If there was ever a single moment when I decided to be a movie fan, it was the day I picked up my first copy of Empire, the British film magazine. It was three months old by the time it appeared on bookshop shelves, but everything was three months old in this part of the world in the early 90s, so it wasn't that much of a bother, and the films the Empire team were starting to get breathless about were only just showing up in the first multiplexes and boutique arthouse cinemas.
To be honest, I only got the magazine for the posters, because it had the bitching Blade Runner one-sheet and a striking quad-style version of Bram Stoker's Dracula, and they were a good buy, still up on my walls years and years later (but now lost to a clean-out.). But the magazine was a nice bonus, especially since it literally changed the way I consumed and enjoyed all sorts of movies.
I had been a science fiction and horror fanatic since a very young age, and almost all of the movie magazines I'd read were genre focused - Starlog and The Dark Side and Fangoria and such, not anything about straight movies.

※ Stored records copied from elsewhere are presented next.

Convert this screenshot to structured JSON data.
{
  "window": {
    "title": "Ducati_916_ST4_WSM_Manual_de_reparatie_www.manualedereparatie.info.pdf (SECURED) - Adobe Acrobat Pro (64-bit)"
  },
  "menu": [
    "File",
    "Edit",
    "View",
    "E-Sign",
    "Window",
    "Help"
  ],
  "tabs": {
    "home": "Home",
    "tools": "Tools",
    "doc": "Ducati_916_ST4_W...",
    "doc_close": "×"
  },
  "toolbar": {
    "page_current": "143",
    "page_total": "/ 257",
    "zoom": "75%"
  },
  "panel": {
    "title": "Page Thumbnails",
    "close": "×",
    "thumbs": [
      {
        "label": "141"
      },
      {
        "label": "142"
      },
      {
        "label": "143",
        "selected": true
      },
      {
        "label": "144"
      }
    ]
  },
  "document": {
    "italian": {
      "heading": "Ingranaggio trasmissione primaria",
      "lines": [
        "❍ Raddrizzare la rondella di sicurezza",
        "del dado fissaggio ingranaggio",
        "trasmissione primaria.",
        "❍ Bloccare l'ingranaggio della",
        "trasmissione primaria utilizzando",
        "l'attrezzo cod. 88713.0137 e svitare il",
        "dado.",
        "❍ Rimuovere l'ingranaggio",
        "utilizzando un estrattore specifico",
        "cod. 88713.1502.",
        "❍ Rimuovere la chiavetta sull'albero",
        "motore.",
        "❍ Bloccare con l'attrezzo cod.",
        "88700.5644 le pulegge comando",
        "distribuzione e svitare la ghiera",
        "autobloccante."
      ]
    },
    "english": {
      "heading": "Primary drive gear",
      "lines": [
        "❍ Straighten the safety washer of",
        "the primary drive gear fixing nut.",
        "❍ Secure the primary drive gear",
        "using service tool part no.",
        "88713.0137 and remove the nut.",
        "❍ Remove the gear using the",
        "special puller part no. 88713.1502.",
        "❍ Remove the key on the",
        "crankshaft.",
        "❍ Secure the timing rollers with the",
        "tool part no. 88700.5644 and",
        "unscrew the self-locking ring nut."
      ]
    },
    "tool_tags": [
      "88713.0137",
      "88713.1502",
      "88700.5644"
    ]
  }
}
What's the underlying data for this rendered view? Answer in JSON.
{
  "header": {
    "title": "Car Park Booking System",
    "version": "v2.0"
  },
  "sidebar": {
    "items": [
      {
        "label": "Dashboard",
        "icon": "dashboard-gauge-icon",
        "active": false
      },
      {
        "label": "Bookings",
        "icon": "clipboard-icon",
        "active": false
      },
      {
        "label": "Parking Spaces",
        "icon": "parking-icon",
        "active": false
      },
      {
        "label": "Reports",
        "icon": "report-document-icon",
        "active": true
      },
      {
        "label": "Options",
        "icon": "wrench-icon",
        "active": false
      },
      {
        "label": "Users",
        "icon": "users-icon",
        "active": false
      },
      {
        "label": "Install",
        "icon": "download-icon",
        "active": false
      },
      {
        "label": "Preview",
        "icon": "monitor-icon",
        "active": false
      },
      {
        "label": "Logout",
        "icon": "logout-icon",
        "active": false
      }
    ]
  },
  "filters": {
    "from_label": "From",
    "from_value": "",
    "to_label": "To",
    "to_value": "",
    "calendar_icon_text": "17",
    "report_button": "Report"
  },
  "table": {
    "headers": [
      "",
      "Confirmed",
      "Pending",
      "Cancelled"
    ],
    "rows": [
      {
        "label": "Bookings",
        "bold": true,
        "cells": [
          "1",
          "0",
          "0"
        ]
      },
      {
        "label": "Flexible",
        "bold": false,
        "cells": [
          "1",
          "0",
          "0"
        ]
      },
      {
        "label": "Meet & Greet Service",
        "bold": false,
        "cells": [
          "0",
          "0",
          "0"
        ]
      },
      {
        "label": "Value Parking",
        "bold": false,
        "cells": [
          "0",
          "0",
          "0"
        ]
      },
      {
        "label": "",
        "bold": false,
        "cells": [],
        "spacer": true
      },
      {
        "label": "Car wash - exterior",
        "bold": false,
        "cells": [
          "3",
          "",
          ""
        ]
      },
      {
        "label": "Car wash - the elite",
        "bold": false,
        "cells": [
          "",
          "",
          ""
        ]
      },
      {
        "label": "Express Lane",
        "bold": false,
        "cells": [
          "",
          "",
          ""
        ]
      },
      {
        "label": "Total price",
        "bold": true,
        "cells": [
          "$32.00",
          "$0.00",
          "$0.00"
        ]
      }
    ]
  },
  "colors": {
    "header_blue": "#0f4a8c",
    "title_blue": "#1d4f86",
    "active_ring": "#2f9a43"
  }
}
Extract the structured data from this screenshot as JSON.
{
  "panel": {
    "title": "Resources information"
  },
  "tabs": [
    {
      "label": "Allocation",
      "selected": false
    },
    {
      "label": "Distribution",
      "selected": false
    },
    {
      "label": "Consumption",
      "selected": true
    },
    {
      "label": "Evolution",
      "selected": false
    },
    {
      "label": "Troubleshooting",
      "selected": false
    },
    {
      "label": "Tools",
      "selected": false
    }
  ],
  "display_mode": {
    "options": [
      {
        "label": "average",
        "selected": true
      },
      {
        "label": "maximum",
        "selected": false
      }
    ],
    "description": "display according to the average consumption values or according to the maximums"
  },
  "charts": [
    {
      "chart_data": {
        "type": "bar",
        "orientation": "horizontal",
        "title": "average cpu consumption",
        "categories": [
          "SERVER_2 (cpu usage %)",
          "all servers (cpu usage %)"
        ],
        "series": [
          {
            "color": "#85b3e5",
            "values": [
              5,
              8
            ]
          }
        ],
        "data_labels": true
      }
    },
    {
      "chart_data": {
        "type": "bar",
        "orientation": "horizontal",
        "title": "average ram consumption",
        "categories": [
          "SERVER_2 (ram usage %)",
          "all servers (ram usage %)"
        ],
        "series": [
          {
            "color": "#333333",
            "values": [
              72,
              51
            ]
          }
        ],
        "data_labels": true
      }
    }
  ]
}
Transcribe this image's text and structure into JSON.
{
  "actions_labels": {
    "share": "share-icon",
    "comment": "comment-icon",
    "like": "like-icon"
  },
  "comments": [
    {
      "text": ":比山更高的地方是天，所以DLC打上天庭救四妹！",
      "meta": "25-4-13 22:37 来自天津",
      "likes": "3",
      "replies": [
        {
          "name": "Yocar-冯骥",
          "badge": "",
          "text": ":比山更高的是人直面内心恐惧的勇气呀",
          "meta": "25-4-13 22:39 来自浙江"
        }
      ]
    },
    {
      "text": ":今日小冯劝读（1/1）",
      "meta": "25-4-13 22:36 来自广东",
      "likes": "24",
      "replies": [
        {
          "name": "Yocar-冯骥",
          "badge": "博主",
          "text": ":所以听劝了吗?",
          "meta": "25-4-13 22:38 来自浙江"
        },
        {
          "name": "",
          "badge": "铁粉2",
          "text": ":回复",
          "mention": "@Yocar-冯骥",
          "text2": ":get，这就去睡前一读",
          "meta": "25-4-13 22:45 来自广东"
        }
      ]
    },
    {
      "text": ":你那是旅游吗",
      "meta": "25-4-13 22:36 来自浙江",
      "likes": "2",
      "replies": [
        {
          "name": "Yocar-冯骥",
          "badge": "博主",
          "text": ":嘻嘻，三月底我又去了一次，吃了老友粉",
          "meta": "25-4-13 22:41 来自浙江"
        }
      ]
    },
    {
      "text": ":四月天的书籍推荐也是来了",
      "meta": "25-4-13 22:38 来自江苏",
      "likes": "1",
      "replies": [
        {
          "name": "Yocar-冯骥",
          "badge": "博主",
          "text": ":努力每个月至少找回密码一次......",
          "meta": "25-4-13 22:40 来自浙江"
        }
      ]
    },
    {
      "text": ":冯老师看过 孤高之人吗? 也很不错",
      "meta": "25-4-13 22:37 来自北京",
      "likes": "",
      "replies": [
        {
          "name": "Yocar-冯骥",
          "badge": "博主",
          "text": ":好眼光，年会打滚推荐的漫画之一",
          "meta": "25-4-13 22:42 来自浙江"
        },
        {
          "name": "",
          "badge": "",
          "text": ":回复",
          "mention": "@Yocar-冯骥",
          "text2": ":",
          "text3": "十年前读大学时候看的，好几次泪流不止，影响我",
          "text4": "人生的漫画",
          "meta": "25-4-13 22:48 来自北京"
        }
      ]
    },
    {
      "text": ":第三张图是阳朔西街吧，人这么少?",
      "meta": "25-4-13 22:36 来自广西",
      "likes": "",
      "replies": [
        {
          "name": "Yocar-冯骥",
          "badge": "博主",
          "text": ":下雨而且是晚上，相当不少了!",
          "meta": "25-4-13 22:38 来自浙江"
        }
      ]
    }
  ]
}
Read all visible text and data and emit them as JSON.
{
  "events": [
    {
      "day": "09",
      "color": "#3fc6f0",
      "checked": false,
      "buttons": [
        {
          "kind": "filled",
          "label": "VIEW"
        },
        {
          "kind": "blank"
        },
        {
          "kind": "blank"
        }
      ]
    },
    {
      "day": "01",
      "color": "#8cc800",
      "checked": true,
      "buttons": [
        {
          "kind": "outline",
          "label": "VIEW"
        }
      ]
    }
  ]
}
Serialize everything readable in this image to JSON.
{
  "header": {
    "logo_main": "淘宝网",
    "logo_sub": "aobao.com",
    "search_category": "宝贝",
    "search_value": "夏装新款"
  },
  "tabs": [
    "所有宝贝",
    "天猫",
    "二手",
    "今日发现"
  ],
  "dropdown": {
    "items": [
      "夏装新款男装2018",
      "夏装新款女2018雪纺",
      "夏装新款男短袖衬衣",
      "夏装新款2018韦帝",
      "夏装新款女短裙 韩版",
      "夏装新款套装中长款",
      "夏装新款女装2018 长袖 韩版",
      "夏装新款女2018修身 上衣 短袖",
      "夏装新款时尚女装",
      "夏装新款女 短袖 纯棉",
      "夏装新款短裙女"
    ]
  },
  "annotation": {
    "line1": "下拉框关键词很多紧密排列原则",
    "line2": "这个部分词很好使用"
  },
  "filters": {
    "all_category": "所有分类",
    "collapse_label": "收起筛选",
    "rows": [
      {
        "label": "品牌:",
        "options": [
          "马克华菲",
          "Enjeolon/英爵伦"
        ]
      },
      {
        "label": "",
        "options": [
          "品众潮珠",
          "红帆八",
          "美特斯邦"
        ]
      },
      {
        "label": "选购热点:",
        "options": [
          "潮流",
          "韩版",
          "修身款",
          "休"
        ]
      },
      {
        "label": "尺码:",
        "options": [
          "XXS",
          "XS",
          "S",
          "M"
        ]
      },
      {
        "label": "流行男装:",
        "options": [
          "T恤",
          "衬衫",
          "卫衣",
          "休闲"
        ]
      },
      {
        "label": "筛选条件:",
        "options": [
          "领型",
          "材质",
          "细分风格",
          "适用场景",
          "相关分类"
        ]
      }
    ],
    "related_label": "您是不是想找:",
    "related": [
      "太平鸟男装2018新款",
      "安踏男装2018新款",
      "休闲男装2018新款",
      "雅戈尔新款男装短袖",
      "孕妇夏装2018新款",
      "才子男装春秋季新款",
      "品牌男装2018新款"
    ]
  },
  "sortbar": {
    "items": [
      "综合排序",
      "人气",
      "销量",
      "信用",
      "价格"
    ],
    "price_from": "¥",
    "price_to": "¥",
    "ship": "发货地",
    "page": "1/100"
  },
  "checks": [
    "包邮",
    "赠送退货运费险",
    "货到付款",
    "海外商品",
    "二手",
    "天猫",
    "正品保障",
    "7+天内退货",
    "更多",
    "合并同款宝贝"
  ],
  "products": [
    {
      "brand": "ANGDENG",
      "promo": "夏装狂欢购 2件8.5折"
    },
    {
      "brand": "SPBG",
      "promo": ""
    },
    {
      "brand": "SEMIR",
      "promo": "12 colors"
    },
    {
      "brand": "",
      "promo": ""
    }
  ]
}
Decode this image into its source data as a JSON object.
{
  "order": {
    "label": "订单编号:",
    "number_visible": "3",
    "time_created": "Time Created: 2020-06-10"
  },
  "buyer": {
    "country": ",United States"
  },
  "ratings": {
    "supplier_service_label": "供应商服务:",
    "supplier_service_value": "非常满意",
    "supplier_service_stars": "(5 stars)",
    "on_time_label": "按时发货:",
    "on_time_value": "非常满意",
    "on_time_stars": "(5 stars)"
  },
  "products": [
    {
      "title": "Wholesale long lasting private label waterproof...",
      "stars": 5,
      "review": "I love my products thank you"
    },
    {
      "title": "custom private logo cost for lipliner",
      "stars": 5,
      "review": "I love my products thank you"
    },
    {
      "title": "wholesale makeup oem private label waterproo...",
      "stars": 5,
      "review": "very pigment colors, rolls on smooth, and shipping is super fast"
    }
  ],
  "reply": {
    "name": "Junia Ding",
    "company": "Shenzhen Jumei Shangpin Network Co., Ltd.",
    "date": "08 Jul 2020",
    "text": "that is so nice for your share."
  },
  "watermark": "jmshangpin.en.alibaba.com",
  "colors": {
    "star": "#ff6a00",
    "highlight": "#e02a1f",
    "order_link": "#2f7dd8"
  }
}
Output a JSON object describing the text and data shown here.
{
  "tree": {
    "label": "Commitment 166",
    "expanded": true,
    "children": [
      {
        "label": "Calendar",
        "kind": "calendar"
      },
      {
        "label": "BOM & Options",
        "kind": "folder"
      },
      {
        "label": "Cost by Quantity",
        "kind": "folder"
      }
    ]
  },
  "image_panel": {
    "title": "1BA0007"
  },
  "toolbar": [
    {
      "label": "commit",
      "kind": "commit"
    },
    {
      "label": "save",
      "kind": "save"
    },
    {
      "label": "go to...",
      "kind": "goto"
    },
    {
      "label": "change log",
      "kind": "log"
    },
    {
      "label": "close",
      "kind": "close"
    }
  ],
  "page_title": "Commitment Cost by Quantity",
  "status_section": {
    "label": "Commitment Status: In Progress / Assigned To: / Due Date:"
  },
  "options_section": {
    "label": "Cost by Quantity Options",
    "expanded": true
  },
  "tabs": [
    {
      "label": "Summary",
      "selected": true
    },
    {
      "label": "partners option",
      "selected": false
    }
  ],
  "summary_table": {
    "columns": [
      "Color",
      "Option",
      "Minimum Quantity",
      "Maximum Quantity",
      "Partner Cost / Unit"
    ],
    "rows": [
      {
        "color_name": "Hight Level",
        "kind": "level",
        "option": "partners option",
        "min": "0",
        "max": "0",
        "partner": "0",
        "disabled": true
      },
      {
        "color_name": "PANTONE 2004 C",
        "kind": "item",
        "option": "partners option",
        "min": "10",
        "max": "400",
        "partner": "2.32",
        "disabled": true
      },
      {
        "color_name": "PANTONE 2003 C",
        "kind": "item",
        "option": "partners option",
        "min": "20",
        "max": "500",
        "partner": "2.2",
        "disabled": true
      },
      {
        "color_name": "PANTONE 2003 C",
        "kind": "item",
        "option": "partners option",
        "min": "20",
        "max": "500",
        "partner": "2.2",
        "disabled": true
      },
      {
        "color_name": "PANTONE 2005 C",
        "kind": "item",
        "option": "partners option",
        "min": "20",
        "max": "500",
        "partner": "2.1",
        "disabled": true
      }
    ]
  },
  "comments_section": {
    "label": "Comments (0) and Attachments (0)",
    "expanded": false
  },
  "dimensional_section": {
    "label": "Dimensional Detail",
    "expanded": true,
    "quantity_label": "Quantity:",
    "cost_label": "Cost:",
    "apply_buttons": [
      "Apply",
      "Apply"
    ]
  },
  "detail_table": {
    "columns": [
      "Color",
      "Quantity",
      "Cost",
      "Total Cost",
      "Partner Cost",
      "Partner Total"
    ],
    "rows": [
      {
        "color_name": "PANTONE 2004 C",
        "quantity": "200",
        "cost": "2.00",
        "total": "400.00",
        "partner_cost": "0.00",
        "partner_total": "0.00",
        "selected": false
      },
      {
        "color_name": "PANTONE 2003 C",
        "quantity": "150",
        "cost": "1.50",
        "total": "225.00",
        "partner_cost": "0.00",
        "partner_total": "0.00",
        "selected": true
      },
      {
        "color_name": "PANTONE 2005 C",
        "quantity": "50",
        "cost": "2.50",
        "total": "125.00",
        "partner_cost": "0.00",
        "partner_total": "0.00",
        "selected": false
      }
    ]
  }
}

But that Empire magazine was full of fascinating details about all sorts of weird films from all sorts of countries and genres - films that offered new perspectives on life and love and action, and I was 18 and ready to hoover all that shit right up.
I've read a lot of Empire magazines since that first one (I would say I've never missed an issue, but the appearance of the dread Australian edition fucked up distribution into this country, and I missed a few before I got into the comfortable regularity of a subscription), but I can still remember one particular meaty article from that first issue.
It was an thing about Shoot the Piano Player, the French New Wave film from 1960, directed by the great François Truffaut and starring the mighty Charles Aznavour, and it sounded so fucking hot and smart. I could still dig on the Umberto Lenzi, and still do, but there were cinematic worlds beyond ray-guns and gore and existential dread.
And reading that article in my bedroom at our house with the hedge on Richard Pearse Drive, in another freezing winter, when there were still only two channels on the TV,,that movie became a metaphor for it all. It represented all the drama and foreign and arty films I'd never looked at, for all the new perspectives great cinema can aspire to. It has constantly inspired to try out new stuff, to get out of the dreaded comfort zone. All there, in the appreciation for Truffaut's little film. I had to check it out.
The punchline is obvious - 30 years later, and I still haven't actually seen it. It's never been on any TV station I was near, was in no video stores, and never popped up on any streaming services I've toyed with. I'd still like to see it just as much as I did in 1993, and if it comes near me, I'll lunge at it.
It doesn't matter, it's still a great metaphor. Metaphors don't need reality sticking its face into things.
I also haven't seen any of Satyajit Ray's masterful Apu Trilogy, even after Empire's poetic ode to it sometime in the early 2000s. I'll get there, man. I promise.